Kai Eide says Afghans feel their country is treated as a 'no man's land' instead of a sovereign nation
The top U.N. official in Afghanistan says the success of the international mission in the country depends on foreigners demonstrating a greater understanding of Afghan society.
Special Representative Kai Eide says there has been a strong tendency for the international community to shape strategy and make decisions in a way that Afghans perceive as "disrespectful and sometimes arrogant." He says Afghans feel their country is treated as a "no man's land" instead of a sovereign nation.
Eide commented to the U.N. Security Council Wednesday in his final appearance before the group as the U.N.'s top envoy in Afghanistan.
Meanwhile, Afghanistan's U.N. ambassador Zahir Tanin called for an easing of U.N. sanctions on Taliban fighters who renounce violence and agree to support the government. He said the Afghan government would recommend names of people who should no longer be subject to the asset freezes, travel bans and arms embargoes.
The U.N. announced in December that Eide would not be renewing his contract. His time in Afghanistan has been marred by criticism of his effectiveness -- including how he handled last year's deeply flawed presidential election.

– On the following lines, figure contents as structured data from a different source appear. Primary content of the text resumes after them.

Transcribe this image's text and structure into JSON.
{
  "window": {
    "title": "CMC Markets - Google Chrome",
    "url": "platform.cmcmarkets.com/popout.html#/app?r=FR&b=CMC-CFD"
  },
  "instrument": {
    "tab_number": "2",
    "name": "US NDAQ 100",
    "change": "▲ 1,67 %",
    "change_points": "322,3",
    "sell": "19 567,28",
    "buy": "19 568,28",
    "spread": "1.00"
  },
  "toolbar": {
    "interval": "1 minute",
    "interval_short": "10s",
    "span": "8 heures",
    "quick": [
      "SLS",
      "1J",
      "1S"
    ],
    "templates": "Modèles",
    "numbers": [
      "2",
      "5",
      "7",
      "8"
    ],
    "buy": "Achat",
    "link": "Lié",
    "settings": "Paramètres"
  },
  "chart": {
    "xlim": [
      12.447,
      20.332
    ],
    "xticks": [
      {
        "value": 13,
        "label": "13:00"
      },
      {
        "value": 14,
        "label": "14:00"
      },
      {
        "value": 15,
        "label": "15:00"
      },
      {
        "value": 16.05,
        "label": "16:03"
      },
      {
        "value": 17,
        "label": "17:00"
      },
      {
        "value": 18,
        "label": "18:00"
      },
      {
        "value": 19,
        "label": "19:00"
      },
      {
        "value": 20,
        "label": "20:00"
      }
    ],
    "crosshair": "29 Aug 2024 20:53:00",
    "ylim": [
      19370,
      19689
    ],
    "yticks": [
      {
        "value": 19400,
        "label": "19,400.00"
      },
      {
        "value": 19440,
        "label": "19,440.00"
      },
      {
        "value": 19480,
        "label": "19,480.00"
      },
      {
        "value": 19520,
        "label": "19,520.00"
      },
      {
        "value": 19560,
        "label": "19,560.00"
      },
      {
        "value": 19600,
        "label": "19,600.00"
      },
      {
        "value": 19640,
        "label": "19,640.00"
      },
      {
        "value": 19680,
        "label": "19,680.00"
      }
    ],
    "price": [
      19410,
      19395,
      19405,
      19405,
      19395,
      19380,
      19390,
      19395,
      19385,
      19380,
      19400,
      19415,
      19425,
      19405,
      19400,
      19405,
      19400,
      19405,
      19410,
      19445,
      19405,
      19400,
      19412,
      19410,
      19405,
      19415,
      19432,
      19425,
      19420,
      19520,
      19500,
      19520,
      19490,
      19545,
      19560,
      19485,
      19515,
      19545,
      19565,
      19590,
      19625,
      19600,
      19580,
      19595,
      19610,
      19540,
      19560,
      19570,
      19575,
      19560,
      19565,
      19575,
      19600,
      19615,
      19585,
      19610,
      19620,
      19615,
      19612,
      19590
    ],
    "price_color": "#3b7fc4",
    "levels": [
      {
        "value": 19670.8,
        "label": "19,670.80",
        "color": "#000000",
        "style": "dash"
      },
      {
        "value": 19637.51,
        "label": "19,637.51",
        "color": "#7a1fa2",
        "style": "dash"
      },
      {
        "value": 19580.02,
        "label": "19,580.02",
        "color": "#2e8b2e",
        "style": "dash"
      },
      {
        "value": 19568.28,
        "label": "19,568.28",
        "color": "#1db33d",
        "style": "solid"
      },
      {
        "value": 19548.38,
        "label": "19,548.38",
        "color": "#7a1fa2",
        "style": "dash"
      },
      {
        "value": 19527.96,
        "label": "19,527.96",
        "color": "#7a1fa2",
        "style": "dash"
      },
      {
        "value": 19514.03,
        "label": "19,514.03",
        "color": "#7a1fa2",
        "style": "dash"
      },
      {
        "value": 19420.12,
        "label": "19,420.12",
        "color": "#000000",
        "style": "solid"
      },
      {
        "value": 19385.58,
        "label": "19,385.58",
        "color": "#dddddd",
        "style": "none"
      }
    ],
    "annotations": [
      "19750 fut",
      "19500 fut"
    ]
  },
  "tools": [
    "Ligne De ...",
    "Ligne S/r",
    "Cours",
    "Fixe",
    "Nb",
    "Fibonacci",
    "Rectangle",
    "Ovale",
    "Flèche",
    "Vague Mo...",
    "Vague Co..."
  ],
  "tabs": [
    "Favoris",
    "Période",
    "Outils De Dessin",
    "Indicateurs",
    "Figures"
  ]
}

However, U.N. Secretary General Ban Ki-moon praised Eide for "strong determination and selfless dedication" in remarks ahead of Eide's speech to the world body.
Mr. Ban said Afghanistan is at a "critical juncture" and the Afghan government must fulfill its pledges so that strategies put forward by the international community can be effective.
More than 100,000 foreign security forces are in Afghanistan as part as a NATO-led mission to fight a militant insurgency.